SHELBYVILLE (AP) — One of the many traditions associated with the Kentucky Derby is the mint julep — the bourbon cocktail served at the Derby and at numerous Derby-related gatherings.
These days, juleps are served in a variety of glasses or cups. But many hosts hold fast to the tradition of serving the drink in specially designed silver cups.
Matt Burnett is CFO of the Wakefield-Scearce Galleries in Shelbyville, an antiques gallery that for decades has put its unique stamp on the julep cup. Burnett’s grandfather, Mark J. Scearce, owned a Shelbyville jewelry store during World War Two.
“There was silver rationing going on at the time,” Burnett said. “So, his shelves were getting kind of sparse of hollowware.”

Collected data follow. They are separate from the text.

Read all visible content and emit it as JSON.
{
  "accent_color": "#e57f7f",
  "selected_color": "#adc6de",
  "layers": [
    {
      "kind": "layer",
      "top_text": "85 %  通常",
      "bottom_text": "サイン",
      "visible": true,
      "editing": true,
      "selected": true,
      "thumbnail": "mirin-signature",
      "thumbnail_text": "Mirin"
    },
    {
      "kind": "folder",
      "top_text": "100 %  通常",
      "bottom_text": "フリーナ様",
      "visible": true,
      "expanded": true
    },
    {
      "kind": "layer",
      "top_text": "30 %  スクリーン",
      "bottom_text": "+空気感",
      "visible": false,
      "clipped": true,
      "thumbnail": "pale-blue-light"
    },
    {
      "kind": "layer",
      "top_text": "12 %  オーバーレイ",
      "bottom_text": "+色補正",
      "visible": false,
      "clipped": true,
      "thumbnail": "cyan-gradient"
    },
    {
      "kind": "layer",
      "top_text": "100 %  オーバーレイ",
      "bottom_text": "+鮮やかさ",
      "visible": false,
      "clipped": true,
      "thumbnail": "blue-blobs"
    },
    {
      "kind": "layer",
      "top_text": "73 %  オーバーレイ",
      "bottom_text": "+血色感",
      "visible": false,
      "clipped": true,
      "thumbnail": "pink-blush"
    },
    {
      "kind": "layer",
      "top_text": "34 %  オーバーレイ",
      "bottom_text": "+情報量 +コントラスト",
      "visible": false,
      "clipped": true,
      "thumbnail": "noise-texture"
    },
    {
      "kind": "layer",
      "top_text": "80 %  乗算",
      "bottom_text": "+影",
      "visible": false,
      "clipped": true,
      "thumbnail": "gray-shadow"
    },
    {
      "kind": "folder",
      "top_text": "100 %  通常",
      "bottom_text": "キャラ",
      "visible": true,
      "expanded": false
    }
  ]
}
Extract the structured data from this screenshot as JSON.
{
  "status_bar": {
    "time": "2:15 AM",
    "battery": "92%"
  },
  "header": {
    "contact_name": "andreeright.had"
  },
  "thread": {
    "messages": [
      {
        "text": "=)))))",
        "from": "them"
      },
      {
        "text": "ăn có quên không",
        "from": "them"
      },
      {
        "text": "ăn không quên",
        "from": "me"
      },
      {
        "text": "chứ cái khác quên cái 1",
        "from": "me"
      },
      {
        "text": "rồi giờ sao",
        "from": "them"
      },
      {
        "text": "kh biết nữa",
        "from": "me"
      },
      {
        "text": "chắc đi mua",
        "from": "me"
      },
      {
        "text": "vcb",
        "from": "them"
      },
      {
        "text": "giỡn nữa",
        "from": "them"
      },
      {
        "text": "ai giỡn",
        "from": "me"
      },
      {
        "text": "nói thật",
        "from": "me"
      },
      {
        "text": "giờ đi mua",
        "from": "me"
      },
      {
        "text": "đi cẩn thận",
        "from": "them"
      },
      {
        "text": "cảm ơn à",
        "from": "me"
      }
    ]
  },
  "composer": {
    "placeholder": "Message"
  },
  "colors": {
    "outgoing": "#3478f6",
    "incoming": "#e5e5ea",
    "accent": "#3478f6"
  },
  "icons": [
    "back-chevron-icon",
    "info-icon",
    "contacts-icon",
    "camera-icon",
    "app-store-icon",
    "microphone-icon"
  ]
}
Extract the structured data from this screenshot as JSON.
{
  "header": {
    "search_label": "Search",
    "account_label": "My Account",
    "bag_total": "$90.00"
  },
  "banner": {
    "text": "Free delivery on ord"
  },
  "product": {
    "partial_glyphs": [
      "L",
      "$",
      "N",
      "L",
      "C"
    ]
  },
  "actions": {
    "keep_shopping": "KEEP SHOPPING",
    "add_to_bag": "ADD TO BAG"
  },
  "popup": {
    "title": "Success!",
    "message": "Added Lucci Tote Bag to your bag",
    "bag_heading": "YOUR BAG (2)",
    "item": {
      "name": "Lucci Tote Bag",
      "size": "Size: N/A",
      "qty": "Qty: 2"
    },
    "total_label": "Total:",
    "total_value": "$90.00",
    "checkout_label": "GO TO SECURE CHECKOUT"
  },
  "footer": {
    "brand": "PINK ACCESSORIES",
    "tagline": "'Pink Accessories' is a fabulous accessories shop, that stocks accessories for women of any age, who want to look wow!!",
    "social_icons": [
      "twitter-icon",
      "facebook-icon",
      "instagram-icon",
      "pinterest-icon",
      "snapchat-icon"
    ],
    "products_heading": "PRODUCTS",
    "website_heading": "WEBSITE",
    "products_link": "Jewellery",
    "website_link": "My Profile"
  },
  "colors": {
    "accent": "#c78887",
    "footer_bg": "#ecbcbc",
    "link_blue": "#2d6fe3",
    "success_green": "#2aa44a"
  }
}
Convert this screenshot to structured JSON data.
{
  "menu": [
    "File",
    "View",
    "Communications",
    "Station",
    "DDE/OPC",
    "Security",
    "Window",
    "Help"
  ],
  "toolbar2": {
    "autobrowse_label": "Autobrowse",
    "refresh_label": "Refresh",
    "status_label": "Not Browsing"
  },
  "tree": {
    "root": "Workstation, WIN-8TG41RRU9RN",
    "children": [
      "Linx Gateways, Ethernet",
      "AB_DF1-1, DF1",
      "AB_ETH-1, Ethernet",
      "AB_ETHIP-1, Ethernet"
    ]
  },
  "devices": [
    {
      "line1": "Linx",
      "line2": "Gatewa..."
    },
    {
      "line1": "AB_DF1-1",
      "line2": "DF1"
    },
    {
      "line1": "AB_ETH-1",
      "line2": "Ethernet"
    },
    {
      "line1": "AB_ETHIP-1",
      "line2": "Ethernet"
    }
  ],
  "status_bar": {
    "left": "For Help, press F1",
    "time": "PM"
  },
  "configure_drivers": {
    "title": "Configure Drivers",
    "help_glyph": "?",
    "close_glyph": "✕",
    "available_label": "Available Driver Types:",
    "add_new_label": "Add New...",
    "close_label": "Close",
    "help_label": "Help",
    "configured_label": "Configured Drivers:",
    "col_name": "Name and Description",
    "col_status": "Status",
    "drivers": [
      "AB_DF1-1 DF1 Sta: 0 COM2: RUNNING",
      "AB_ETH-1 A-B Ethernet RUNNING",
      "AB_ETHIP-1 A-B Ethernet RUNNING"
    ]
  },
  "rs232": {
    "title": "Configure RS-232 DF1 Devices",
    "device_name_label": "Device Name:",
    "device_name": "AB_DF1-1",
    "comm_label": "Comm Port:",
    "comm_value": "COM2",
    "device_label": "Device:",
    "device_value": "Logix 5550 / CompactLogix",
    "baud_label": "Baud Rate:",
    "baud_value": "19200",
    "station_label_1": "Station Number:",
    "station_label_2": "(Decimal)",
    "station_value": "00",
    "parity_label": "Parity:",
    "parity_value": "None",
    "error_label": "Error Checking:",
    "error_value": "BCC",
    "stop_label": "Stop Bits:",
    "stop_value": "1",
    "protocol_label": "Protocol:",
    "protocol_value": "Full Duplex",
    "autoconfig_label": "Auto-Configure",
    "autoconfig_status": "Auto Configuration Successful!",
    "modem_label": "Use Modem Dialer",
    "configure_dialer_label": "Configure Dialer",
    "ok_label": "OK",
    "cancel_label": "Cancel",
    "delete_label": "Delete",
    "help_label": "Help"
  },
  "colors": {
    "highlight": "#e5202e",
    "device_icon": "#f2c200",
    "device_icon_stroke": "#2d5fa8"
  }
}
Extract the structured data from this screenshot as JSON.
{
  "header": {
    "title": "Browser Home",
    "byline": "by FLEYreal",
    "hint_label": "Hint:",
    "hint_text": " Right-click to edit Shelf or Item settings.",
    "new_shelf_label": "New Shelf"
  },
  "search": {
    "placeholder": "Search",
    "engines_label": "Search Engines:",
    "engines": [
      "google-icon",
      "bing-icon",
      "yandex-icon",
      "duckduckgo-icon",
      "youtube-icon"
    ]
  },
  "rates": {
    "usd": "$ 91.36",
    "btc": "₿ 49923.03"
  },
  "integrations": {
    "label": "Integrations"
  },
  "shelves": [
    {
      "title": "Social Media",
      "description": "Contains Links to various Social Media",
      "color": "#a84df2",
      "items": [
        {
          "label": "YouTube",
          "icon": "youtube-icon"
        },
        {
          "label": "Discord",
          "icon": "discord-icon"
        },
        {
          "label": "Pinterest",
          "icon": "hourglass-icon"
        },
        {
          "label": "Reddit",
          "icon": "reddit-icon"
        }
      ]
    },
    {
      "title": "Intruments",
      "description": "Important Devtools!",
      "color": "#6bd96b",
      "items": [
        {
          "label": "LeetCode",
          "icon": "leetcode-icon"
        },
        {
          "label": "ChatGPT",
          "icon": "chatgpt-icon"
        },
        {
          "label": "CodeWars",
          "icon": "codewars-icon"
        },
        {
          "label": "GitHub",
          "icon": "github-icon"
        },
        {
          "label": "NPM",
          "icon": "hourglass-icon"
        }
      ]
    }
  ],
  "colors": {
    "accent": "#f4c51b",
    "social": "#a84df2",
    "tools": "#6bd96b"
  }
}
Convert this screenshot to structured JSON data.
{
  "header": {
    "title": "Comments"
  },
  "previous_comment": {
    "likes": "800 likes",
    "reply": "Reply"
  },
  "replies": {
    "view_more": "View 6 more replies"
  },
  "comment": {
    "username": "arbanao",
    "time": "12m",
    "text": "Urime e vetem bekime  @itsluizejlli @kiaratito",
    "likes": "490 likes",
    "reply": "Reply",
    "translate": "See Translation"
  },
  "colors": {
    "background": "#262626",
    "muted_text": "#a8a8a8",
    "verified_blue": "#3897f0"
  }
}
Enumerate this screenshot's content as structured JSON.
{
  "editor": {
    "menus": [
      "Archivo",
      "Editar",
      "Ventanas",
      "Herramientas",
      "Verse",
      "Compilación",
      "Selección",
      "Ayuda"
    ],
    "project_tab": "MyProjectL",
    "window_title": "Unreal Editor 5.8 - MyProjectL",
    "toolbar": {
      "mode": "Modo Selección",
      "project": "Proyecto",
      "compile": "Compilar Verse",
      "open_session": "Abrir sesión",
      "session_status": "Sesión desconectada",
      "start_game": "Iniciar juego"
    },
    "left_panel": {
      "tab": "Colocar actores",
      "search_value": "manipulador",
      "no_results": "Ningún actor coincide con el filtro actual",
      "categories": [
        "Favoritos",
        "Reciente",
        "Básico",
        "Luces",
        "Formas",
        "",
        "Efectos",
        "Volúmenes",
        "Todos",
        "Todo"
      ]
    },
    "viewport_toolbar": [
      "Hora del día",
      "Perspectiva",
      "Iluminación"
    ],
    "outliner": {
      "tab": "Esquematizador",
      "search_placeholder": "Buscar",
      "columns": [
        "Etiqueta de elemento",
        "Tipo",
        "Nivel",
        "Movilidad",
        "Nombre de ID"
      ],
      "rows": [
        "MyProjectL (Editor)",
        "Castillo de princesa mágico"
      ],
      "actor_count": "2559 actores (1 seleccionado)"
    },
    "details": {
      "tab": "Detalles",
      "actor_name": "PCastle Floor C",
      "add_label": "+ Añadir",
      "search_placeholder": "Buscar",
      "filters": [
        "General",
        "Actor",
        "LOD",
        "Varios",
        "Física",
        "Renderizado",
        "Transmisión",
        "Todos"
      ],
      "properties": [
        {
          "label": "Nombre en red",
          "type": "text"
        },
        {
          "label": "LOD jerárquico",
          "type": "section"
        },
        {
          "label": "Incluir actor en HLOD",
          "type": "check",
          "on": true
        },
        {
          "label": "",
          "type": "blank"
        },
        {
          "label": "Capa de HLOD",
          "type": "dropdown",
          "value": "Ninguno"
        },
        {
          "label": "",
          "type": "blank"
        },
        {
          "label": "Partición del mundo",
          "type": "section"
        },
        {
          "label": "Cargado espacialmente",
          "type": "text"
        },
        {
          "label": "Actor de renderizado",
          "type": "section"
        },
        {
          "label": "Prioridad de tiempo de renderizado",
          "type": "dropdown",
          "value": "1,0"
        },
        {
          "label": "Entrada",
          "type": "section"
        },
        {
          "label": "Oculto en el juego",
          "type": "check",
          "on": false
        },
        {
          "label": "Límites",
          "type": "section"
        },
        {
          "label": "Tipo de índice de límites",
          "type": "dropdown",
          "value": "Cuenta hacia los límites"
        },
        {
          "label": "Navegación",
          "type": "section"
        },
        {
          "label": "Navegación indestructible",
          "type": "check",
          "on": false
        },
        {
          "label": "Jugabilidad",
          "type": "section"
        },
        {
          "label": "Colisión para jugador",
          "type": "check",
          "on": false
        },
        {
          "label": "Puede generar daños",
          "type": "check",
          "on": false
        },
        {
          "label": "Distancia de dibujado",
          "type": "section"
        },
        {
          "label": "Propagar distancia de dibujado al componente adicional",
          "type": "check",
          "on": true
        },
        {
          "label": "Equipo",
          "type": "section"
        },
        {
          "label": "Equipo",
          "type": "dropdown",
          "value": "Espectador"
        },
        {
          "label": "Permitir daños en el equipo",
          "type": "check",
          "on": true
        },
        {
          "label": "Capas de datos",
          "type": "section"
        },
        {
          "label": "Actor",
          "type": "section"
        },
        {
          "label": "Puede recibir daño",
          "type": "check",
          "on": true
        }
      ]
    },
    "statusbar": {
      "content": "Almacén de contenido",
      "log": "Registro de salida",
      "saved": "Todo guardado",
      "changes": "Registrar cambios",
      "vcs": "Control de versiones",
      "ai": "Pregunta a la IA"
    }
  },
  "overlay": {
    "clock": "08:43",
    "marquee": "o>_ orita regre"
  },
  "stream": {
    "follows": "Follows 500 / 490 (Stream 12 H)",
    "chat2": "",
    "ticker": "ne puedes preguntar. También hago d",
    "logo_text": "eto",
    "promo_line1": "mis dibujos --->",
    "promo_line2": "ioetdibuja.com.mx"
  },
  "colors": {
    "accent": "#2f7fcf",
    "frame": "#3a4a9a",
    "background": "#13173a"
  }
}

Scearce took out a newspaper ad offering to buy back old silver. He found himself drawn to julep cups that some people brought in and decided to develop his own style of cup. He and a friend started making the cups themselves, but they weren’t satisfied with the quality, so they farmed out the work to a silversmith in Rhode Island.
“He always loved the idea of the English hallmark system,” said Burnett of his grandfather. “They had hallmarks on the bottom, like the reigning monarch, the date it was made, where it was made, the purity of it. So he wanted to do an American spin on that.”
So, Scearce developed his own hallmark.
At the bottom of his cups, there’s a cartouche with an eagle inside it and the initials of the president at the time the cup was made. Burnett said there’s also a Roman numeral two, when appropriate, signifying a second term. When a president leaves office, their julep cup is no longer produced.
Scearce commissioned a few prototypes during the Franklin Roosevelt administration, but his cups didn’t hit the retail market until Harry Truman assumed office. Every president has received a congratulatory cup, engraved with the presidential seal. All of them, from Truman to Obama, have responded with a thank you note. Others have gone a step further, ordering more cups as gifts.
One October, during the Lyndon Johnson administration, Scearce received a phone call from Washington. It was LBJ himself with a Christmas order.
“And (he) said, ‘I want 650 cups,’” Burnett said. “He wanted to give them to cabinet members and people in certain departments. My grandfather was like, ‘President Johnson, you know, you want these in six weeks!?’ And if anybody knows how Johnson was, he was like ‘Well, Scearce, I know you can do it, you can get it done.’ And he got it done, he got it there.”
Today, the sterling silver julep cups designed by Wakefield-Scearce Galleries retail for about $850, depending on the commodities market. Some of the harder to find cups have sold on the secondary market for several thousand dollars.
As for which current candidate’s initials will be on the next presidential julep cup, Burnett said it won’t have much bearing on the market — serious collectors will continue to collect.
“And there’s people who won’t touch a Republican cup and people who won’t touch a Democratic cup,” he said. “It’s funny how partisan things are, simple as a cup. You know, we just make them, we just mark them like it’s called.”
And the legacy of small-town jeweler Mark Scearce is preserved.
“You know, my grandfather, I always considered him a country boy,” Burnett said. “To know that his work and those cups and his ideas are all over the world is fun.”